Alfonso Duralde, The Wrap:
“Has the kind of throbbing pulse, wicked snap and sheer moviemaking bravado that makes it one of a very few films that can be mentioned in the same breath as Goodfellas.”

Peter Bradshaw, The Guardian:
“It is an intriguing confection of a movie, announcing its influences candidly, but exerting its originality too. The performances are far from subtle, yet they have an eye-popping, beads-of-sweat commitment: Lawrence, Cooper and Adams are all great, and Christian Bale comes up with a new glowering impersonation of middle-aged disillusionment and vulnerability.”
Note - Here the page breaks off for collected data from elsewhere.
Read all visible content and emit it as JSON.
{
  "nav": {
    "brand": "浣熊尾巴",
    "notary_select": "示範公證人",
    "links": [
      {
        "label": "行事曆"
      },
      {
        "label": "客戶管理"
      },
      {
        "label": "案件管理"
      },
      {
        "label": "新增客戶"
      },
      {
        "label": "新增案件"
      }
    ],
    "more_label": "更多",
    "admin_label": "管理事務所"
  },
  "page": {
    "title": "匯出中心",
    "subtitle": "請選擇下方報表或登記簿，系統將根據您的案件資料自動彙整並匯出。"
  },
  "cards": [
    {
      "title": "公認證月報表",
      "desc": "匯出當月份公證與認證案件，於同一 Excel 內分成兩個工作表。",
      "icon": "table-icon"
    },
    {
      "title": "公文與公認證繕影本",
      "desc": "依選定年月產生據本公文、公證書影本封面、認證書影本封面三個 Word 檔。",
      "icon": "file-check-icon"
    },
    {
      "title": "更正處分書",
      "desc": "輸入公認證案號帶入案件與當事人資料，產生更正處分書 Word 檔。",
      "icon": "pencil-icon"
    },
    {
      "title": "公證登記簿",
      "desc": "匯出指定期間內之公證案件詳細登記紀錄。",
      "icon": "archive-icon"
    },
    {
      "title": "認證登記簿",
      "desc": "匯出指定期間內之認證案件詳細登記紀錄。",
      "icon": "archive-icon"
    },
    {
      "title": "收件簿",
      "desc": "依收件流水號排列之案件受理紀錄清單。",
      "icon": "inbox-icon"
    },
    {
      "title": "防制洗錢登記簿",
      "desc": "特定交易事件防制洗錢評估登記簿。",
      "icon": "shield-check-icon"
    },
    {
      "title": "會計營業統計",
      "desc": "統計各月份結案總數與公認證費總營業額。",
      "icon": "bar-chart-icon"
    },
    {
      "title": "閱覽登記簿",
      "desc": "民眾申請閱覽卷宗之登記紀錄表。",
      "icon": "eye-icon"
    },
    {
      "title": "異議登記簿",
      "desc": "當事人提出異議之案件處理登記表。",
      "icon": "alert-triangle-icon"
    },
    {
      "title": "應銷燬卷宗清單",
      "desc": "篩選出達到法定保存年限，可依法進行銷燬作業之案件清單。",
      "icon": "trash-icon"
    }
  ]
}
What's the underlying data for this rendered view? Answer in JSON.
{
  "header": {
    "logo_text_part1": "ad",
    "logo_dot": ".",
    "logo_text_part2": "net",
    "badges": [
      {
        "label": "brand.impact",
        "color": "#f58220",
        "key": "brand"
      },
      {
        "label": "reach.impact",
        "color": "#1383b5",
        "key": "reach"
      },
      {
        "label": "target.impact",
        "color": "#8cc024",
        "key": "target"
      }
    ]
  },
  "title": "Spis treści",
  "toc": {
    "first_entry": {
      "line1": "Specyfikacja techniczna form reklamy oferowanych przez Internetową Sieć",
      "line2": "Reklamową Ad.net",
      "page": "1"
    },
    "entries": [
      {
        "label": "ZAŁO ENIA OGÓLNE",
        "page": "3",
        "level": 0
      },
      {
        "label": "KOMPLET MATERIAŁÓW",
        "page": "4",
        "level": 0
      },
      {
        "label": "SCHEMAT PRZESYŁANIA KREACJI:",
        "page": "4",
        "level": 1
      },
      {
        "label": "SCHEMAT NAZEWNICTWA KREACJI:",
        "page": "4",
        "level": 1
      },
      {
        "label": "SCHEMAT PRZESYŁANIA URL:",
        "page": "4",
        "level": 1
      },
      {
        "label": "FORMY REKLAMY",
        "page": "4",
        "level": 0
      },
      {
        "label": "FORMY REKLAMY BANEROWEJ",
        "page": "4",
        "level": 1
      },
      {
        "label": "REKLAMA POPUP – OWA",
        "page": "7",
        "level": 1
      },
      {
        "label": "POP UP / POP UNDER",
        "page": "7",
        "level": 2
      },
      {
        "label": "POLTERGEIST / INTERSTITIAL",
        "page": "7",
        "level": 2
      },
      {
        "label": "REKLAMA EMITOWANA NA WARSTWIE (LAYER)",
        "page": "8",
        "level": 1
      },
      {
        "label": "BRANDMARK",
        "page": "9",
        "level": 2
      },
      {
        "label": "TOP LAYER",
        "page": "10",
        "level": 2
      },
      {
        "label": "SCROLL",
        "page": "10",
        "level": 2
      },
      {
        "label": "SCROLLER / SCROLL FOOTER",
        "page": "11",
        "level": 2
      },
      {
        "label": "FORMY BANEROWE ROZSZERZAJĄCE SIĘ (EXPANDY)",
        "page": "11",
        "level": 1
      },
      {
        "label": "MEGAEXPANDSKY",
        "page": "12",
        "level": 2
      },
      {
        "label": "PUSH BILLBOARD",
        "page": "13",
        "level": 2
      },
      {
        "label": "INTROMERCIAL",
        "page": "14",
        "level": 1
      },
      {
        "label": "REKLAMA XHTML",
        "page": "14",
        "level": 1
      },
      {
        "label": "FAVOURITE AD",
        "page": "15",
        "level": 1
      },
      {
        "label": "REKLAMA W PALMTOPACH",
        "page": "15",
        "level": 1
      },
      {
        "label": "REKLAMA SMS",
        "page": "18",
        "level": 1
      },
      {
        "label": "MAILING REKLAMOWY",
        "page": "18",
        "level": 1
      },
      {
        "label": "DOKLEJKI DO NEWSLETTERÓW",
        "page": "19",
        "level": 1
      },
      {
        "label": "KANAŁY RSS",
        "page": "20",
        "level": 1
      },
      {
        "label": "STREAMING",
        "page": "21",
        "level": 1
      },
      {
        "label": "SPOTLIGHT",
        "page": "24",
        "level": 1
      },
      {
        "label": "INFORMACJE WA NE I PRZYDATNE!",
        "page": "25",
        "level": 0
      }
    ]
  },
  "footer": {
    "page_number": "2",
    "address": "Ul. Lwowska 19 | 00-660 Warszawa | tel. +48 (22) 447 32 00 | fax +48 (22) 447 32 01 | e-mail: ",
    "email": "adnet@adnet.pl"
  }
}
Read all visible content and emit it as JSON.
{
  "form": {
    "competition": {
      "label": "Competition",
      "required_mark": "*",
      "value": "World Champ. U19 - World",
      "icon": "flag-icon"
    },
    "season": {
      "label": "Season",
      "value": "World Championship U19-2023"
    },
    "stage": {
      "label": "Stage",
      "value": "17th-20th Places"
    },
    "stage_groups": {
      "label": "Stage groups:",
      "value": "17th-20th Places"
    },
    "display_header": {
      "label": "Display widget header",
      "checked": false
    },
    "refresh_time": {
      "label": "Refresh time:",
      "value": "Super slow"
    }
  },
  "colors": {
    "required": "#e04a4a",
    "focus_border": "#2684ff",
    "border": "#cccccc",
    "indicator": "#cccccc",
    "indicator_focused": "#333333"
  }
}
Tim Grierson, Screen Daily:
“American Hustle is a movie about the guises we wear to construct new, better versions of ourselves, so it’s fitting that director David O. Russell’s conman comedy-drama is itself an elaborate dress-up, savouring its retro-1970s costumes and hairdos while also gleefully riffing on the freewheeling energy of Martin Scorsese’s mobster films. Regretfully, there’s a certain amount of easy mocking of period detail that the audience must endure, but on the whole American Hustle manages to be several things at once: a briskly entertaining caper, a thoughtful examination of the American tendency toward reinvention (and self-delusion), and a tricky love story between two odd ducks played beautifully by Christian Bale and Amy Adams.”